Entre os riscos mais comuns para os bebês está a prematuridade, e todas as complicações que isso pode acarretar. Em cerca de 60% dessas gestações os bebês nascem antes do tempo.

“Na gestação de dois, a idade média de nascimento gira em torno de 36 semanas, trigemelares cai para 32 semanas, e quadrigemelares cai para 28 ou 26 semanas, dificultando a sobrevivência desses bebês”, ressalta Herlânio Costa, médico obstetra, chefe do Serviço de Medicina Fetal da Maternidade Escola Assis Chateaubriand, da Universidade Federal do Ceará (UFC), vinculada à Rede Ebserh.

Existe ainda o risco de restrição de crescimento fetal, além de possíveis malformações. Em países mais desenvolvidos, o número de mortes é menor que em países em desenvolvimento, como o Brasil.

“Estima-se que o risco de morte intrauterina é quatro vezes maior, se comparado com uma gestação única”, indica Coutinho, obstetra especialista em medicina materno-fetal.

Já a gestante tem maior risco de desenvolver pré-eclâmpsia, diabetes gestacional, trabalho de parto prematuro, anemia e descolamento prematuro da placenta. Pré-disposição para tromboses, problemas dermatológicos e outras patologias também podem influenciar no desfecho da gravidez.

A taxa de mortalidade da mulher varia de acordo com a sua própria saúde, com o pré-natal e o parto.
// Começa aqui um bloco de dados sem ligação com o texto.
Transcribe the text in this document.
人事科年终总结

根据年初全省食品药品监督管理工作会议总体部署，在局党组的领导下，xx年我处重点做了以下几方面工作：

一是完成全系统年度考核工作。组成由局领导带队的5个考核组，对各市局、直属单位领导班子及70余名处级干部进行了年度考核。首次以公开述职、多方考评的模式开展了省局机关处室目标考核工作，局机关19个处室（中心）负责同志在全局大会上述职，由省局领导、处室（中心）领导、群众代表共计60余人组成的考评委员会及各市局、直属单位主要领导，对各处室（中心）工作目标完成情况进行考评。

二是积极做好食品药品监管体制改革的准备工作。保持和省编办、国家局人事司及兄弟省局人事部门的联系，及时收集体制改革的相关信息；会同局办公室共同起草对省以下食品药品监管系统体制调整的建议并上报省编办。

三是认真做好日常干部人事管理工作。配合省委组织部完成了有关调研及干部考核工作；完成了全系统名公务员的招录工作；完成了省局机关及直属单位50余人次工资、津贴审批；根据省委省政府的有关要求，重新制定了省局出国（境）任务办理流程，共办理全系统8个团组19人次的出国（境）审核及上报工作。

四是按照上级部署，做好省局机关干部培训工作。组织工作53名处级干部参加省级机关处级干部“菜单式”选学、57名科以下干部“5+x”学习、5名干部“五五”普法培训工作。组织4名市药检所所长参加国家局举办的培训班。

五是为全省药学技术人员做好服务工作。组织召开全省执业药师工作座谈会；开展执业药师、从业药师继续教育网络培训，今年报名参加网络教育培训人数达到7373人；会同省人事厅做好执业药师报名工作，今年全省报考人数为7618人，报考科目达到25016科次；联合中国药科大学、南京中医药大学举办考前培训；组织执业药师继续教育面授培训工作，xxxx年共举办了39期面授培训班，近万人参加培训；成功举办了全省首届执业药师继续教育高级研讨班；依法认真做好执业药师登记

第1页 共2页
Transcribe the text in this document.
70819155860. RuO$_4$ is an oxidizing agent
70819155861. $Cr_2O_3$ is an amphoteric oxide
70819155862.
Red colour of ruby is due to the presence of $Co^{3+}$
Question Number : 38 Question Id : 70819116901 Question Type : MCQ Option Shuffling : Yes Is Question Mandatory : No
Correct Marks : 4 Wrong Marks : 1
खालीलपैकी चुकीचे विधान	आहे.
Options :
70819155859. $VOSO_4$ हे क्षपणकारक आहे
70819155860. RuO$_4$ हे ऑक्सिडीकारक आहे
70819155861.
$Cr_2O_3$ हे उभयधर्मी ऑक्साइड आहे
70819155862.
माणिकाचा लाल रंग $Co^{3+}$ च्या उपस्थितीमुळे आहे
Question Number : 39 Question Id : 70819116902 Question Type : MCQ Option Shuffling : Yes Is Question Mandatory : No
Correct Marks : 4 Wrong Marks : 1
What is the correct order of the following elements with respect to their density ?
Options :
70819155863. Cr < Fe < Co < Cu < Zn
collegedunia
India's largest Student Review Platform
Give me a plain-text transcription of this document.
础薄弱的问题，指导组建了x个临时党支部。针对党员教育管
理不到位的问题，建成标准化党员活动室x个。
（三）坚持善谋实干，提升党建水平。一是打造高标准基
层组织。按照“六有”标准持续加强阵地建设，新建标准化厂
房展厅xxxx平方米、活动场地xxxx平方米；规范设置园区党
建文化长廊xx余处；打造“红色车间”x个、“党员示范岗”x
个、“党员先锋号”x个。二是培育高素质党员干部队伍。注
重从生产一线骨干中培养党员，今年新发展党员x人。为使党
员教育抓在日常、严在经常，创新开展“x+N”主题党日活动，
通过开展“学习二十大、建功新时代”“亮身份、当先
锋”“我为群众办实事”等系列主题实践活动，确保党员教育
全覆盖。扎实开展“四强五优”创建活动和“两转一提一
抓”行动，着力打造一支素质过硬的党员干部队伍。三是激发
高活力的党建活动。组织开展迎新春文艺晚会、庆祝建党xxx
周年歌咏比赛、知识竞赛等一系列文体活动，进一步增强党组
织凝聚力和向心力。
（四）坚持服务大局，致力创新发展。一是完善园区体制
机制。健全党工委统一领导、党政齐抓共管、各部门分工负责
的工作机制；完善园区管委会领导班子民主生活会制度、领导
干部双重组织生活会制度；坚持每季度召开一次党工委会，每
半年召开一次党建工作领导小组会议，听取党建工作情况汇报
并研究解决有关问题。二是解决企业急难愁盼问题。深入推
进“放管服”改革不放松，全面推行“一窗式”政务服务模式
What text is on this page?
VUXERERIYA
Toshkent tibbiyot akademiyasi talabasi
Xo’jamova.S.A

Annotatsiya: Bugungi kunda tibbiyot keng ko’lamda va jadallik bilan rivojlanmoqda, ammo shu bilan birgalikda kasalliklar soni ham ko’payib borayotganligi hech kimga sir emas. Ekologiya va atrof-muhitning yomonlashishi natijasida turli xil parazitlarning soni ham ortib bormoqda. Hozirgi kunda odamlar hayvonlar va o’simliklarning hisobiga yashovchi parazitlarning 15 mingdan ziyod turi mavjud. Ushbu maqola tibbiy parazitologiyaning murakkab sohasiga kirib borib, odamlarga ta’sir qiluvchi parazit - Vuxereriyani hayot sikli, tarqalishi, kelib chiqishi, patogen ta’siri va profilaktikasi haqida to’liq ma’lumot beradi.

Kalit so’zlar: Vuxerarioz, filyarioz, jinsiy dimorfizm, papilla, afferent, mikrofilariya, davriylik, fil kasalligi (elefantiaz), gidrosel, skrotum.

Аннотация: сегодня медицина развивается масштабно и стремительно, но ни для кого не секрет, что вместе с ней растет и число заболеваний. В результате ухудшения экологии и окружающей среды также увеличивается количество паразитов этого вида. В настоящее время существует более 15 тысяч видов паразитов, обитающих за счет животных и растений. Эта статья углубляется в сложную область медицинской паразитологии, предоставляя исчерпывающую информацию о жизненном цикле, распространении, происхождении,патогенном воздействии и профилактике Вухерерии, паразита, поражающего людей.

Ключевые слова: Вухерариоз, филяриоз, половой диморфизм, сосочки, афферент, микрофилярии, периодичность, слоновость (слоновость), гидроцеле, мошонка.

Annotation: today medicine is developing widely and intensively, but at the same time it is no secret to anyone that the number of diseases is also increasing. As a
Mas vale alertar que, caso a mulher já tenha hipertensão, diabetes ou sofra com algum problema cardíaco, os riscos aumentam.

“É uma condição que chamamos de gestação de alto risco, por isso precisa ser acompanhada por um profissional especializado nesses casos”, diz Coutinho. O médico afirma que qualquer complicação que pode ocorrer em uma gestação única tem os riscos aumentados em casos de múltiplas.

Mulher grávida recebe atendimento de profissional de saúde

CRÉDITO,JOSE LUIS PELAEZ INC

Legenda da foto,Em uma gestação múltipla, os dois bebês podem compartilhar a mesma placenta

O número de placentas influencia muito na gestação

Em uma gestação múltipla, os dois bebês podem compartilhar a mesma placenta — esta é chamada de gestação monocoriônica —, ou, cada um ter a sua placenta e saco amniótico separados, esta chamada de dicoriônica.

Um grande estudo britânico, realizado por pesquisadores do Harris Birthright Research Center for Fetal Medicine e do King’s College Hospital, publicado em 2020, avaliou mais de 6 mil gestações múltiplas entre 11 a 13 semanas.

Considerado pelos especialistas o trabalho mais robusto de medicina-fetal até o momento, o estudo confirmou que o risco de uma gestação múltipla aumenta dependendo de fatores como a idade gestacional, o número de placentas e de bolsas.

De acordo com Costa, o risco de um bebê de gestação múltipla não evoluir pode chegar a 8% no primeiro trimestre de gestação, mas, quando isso acontece até doze semanas, o risco de vida para o outro bebê é praticamente nulo, e a gravidez segue como uma gestação única.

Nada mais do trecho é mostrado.